The way that we write a functor for a class of monadic operations is that we take our collection of operations of the form

```
class MonadOperations where
operation1 :: arg1 -> ... -> argN -> m result
...
```

and convert it to a sum type of the form

```
data Operations_ a = Operation1 (result -> a) arg1 ... argN
| ...
```

We can go ahead and give instance definitions for our classes

```
instance Monad_ Time_ ((->) UTCTime) where
interpret = \case
GetCurrentTime f -> k0 id f
instance Monad_ Time_ IO where
interpret = \case
GetCurrentTime f -> k0 Data.Time.getCurrentTime f
instance Monad_ Lock_ IO where
interpret = \case
AcquireLock f t k -> k2 acquireLockIO f t k
RenewLock f t l -> k2 renewLockIO f t l
ReleaseLock f l -> k1 releaseLockIO f l
```

For each constructor we give its interpretation in the target monad. `k0`

, `k1`

and `k2`

are somewhat uninteresting combinators for making this look cleaner.

```
k0 op f = fmap f op
k1 op f a = fmap f (op a)
k2 op f a b = fmap f (op a b)
```

The downside of this new style is that if we want to use direct function calls for our operations we have to wrap them:

```
-- All these types are inferrable
-- with NoMonomorphismRestriction
getCurrentTime :: Monad_ Time_ m
=> m UTCTime
getCurrentTime = j0 GetCurrentTime
acquireLock :: Monad_ Lock_ m
=> NominalDiffTime
-> Key
-> m (Maybe Lock)
acquireLock = j2 AcquireLock
renewLock :: Monad_ Lock_ m
=> NominalDiffTime
-> Lock
-> m (Maybe Lock)
renewLock = j2 RenewLock
releaseLock :: Monad_ Lock_ m
=> Lock
-> m ()
releaseLock = j1 ReleaseLock
```

`j0`

, `j1`

, and `j2`

are combinators for implementing operations conveniently

```
j0 op = interpret (op id)
j1 op a = interpret (op id a)
j2 op a b = interpret (op id a b)
```

Or we could use `j0 GetCurrentTime`

, `j2 AcquireLock`

etc. directly, but that looks rather bizarre.

`Free`

for freeThe benefit we get is automatic interaction with free monads.

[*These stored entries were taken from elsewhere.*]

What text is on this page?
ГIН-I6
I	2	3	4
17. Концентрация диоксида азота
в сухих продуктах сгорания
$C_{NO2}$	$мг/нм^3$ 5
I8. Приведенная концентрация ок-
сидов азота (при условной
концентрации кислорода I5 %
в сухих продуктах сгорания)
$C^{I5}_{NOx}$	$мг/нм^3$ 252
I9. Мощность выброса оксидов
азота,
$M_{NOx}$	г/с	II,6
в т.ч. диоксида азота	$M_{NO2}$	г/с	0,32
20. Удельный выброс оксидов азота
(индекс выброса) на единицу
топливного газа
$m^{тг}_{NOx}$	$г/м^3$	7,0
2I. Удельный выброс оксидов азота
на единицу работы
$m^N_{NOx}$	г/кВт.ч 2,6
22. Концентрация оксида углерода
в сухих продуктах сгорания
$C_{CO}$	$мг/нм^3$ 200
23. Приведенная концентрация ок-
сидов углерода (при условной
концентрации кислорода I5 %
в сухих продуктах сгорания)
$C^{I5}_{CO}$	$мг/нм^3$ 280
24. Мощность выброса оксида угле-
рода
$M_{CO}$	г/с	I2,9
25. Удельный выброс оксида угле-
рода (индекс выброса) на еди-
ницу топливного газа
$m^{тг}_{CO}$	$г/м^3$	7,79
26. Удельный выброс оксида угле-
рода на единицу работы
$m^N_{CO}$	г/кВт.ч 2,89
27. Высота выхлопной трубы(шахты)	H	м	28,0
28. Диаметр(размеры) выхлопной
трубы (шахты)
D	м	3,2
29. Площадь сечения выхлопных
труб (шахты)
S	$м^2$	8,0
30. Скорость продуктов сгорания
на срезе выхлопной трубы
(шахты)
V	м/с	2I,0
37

The functor of operations that we defined is exactly the base functor of the corresponding free monad. There is a function `freely`

which interprets `Free f`

in the MTL style `Monad_ f m`

```
freely :: (Functor f, Monad m, Monad_ f m)
=> Free f a -> m a
freely f = foldFree interpret f
```

The inverse to `freely`

is `liftF`

(which is also the `interpret`

of the `Monad_ f (Free f)`

instance).

```
instance Functor f => Monad_ f (Free f) where
interpret = liftF
```

I haven’t measured the performance of this but with a suitable combination of inlining plus `RULE`

s it feels like it should perform equally well to the MTL style.

This approach doesn’t provide support for non-algebraic operations such as `Reader.local`

, `Writer.listen`

and `Writer.pass`

, but perhaps that’s a good thing.

Implemention of classes of operations in MTL style contains a common pattern parametrized by a functor. Using the parametrized style gives you automatic interchange between MTL style and free monad style so you can have the best of both worlds for free!

I’m probably not the first person to notice this. If anyone knows any prior references please let me know and I’ll add a reference.